Our findings show that the mean neutrophil count was 0.95 ± 0.33 × 10⁹/L, with 47.3% of children having mild neutropenia and 41.3% of children having moderate neutropenia. Tantawy’s research [20,21] indicates a similar pattern, showing that the number of children with mild neutropenia was the highest (45%). Tantawy also noted that the neutrophil count fluctuated between 0.1 and 1.28 × 10⁹/L, and the mean neutrophil count was 0.827 ± 0.4375 × 10⁹/L. Our data show that most patients had serum C-reactive protein results in the normal range (<12 mg/L). Patients with serum CRP of less than 12 mg/L were mainly assumed to have a viral infection, which is plausible since 61.52% of those with febrile neutropenia were positive with one of our viral tests. In the study by Avabratha [22], febrile neutropenic patients were divided into three groups, and their CRP was monitored from day 1 to day 7 of antibiotic treatment, and three groups of adults had a change in CRP from positive to negative. CRP is a valuable marker for assessing infection in neutropenic children and evaluating the effectiveness of antibiotic therapy.

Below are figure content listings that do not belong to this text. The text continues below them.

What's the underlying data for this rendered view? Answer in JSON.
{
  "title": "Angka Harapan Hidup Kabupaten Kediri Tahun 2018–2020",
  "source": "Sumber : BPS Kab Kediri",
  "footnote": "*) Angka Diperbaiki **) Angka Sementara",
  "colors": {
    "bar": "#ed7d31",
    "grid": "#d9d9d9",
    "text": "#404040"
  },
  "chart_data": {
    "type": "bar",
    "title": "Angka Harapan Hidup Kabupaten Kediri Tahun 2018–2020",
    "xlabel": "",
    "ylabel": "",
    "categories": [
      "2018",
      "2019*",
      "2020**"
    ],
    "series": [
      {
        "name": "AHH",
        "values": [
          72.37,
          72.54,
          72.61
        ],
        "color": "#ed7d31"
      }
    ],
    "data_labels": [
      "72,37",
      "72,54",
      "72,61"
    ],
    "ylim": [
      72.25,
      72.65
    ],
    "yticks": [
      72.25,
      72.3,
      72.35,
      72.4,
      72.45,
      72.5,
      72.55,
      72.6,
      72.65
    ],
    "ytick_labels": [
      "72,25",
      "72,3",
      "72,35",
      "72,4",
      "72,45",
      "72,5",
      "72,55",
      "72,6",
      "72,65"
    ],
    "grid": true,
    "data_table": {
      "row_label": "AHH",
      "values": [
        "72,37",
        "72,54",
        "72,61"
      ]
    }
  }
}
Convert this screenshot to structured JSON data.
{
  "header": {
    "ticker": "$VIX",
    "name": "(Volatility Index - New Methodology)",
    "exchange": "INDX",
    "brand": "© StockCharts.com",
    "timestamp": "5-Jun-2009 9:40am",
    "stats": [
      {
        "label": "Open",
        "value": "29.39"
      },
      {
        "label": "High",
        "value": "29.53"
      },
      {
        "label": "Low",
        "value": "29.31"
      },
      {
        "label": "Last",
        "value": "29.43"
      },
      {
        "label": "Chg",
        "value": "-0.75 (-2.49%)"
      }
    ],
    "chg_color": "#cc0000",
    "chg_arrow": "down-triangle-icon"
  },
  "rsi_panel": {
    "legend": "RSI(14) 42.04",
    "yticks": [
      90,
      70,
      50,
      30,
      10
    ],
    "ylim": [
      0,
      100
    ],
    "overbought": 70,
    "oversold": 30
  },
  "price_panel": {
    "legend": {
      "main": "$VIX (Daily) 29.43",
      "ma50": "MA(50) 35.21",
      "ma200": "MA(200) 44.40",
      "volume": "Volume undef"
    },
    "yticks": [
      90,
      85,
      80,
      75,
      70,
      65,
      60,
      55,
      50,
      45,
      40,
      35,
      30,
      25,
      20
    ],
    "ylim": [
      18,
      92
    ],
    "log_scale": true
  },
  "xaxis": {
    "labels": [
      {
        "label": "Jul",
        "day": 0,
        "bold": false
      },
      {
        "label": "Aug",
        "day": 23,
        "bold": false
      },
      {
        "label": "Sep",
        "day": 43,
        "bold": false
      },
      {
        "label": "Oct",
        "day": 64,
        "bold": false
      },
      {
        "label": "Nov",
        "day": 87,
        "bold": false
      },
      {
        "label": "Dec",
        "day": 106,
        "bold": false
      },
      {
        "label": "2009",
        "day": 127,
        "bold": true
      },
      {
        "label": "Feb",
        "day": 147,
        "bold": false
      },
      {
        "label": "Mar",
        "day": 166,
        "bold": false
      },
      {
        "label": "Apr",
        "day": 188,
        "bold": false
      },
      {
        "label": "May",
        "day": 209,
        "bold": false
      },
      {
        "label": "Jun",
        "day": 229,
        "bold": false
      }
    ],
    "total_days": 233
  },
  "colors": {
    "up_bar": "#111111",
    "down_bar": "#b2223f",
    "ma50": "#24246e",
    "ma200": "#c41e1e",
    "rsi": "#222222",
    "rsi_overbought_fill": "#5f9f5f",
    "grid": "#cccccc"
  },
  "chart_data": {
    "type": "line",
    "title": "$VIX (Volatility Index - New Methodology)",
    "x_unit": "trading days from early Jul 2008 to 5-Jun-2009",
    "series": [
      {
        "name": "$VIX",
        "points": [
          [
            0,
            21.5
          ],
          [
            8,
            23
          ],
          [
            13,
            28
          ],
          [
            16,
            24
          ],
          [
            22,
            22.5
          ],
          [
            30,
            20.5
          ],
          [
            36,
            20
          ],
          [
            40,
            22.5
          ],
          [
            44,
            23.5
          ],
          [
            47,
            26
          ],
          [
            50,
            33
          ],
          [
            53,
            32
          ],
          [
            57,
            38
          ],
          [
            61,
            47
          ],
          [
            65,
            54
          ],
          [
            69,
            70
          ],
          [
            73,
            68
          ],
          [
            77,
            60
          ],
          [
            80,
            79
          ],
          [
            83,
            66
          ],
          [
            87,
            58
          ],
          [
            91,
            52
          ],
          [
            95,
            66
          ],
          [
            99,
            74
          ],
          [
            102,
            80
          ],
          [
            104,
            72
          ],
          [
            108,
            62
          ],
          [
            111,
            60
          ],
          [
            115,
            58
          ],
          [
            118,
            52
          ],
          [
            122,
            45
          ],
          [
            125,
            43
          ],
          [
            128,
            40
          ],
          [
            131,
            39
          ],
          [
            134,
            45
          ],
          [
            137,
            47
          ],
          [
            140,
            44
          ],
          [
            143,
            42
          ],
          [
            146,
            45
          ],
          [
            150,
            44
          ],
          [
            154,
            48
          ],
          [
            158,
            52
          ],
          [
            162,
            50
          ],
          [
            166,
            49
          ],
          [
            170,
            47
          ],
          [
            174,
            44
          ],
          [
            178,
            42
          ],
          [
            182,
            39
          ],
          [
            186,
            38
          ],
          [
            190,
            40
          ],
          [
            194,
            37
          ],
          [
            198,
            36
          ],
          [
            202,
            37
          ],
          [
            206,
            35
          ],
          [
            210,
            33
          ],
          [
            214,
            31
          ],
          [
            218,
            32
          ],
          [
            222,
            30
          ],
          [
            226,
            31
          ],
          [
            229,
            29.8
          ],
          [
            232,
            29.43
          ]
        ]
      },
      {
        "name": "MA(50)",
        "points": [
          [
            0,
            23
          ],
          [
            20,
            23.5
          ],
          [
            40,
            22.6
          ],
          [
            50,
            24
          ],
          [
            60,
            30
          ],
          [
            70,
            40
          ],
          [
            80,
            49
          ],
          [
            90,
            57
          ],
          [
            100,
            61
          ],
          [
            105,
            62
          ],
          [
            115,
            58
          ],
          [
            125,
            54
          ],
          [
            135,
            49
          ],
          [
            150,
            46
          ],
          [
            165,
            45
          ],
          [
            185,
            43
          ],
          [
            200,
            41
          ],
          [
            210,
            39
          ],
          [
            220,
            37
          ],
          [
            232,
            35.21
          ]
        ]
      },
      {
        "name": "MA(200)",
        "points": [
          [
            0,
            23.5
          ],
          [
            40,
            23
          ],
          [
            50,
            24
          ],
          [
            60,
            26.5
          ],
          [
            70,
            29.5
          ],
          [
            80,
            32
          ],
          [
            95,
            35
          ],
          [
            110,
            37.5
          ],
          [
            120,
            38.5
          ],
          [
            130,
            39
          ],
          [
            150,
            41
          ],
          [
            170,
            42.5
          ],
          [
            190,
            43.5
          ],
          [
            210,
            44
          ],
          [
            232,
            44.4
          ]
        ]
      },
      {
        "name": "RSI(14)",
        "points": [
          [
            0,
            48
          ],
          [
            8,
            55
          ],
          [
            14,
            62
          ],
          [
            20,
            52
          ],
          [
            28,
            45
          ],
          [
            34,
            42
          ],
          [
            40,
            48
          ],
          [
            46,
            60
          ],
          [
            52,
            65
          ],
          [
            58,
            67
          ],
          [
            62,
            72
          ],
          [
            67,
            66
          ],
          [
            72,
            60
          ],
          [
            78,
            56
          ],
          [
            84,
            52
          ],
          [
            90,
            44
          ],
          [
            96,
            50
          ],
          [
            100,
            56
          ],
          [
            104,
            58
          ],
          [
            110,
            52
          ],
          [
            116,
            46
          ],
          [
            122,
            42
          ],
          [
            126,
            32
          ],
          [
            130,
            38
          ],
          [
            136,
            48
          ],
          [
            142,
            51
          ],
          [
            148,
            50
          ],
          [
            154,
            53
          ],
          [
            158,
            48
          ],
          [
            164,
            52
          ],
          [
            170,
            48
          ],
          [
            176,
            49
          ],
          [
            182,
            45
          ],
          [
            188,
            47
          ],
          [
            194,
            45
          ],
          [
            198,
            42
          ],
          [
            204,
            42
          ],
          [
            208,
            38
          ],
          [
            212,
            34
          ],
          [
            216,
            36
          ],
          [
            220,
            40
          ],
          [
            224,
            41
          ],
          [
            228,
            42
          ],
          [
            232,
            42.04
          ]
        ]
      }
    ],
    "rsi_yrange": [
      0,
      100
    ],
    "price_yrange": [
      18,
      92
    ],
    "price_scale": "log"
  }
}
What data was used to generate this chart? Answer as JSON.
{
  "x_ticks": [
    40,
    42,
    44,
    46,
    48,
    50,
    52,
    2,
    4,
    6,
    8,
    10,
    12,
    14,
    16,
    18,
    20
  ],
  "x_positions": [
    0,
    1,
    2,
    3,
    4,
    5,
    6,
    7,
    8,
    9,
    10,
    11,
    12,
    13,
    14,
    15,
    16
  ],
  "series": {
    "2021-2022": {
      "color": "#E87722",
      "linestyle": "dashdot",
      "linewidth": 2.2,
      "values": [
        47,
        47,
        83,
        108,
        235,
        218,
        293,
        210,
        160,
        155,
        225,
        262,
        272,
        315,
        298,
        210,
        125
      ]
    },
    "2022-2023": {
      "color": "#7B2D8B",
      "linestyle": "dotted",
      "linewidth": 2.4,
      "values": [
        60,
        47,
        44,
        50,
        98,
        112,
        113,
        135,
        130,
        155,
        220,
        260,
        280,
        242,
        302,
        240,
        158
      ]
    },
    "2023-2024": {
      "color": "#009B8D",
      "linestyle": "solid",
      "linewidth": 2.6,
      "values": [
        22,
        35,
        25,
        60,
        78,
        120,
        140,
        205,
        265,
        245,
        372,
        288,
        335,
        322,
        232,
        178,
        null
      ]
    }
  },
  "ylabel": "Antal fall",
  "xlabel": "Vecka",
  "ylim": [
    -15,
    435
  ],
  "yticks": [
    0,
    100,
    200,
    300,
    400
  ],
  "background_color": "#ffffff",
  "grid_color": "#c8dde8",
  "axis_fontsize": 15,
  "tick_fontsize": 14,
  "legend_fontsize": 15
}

Among children with febrile neutropenia, the majority of cases had a positive viral test, with 259 (61.52%) cases. In our study, respiratory viruses caused the most cases, including 130 (50.19%) cases of type A influenza, followed by 81 (31.27%) cases of type B Influenza. We found that respiratory viruses accounted for the most instances, including 130 (50.19%) cases of type A influenza, followed by type B influenza, with 81 (31.27%) cases. Conversely, measles, rotavirus, and Epstein–Barr virus were less frequent. Aldemir-Kocabas [16] and Suryadevara demonstrated a similar pattern, with respiratory virus percentages of 51.8% and 52%, respectively. According to Walkovich and Boxer [23], the most common cause of acute neutropenia among children is infectious diseases, and viruses such as RSV, Varicella, Influenza type A and type B, measles, and EBV are the primary agents that commonly cause neutropenia. We also found that bacteria were the primary cause of neutropenia in 25 cases. Streptococcus pneumonia (eight cases) and Staphylococcus aureus (five cases) were among the most common Gram-positive bacteria that were isolated. The study also discovered Gram-negative bacteria such as Moraxella catarrhalis, Hemophilus influenza, Escherichia coli, and Pseudomonas aeruginosa. Segel’s research [24] indicated that 45% of causes were Gram-positive, but these findings were much greater, including Staphylococcus aureus, and Streptococcus pneumonia. Moreover, Avabratha’s research [22] found that 15 of 33 Indian patients had bacterial infections, with Gram-positive bacteria accounting for seven cases (46.7%) and Gram-negative bacteria accounting for eight cases (53.8%). In this study, Staphylococcus aureus and Escherichia coli were the most common bacteria, each with four instances, followed by Pseudomonas aeruginosa, which had three instances.

5. Conclusions

Febrile neutropenia was common in children under the age of 2 years. The primary clinical manifestation was an acute upper respiratory tract infection. The most common cause of neutropenia was a virus. Other bacteria and acute leukemia were also present. To develop a proper diagnosis and treatment plan for patients suffering from febrile neutropenia, physicians must understand the epidemiology and etiology of the disease. Various treatment regimens may be necessary as the range of pathogenic bacteria expands. Our findings shed light on the cause of febrile neutropenia in order to aid clinicians in the diagnosis, treatment, and prognosis of diseases. Finally, our findings highlight the importance of further research in different groups of children with neutropenia in order to assess the predictive potential of risk factors for severe invasive bacterial infection. Patients can benefit from a selective approach if a practical and reliable categorization system is developed, which may improve their quality of life.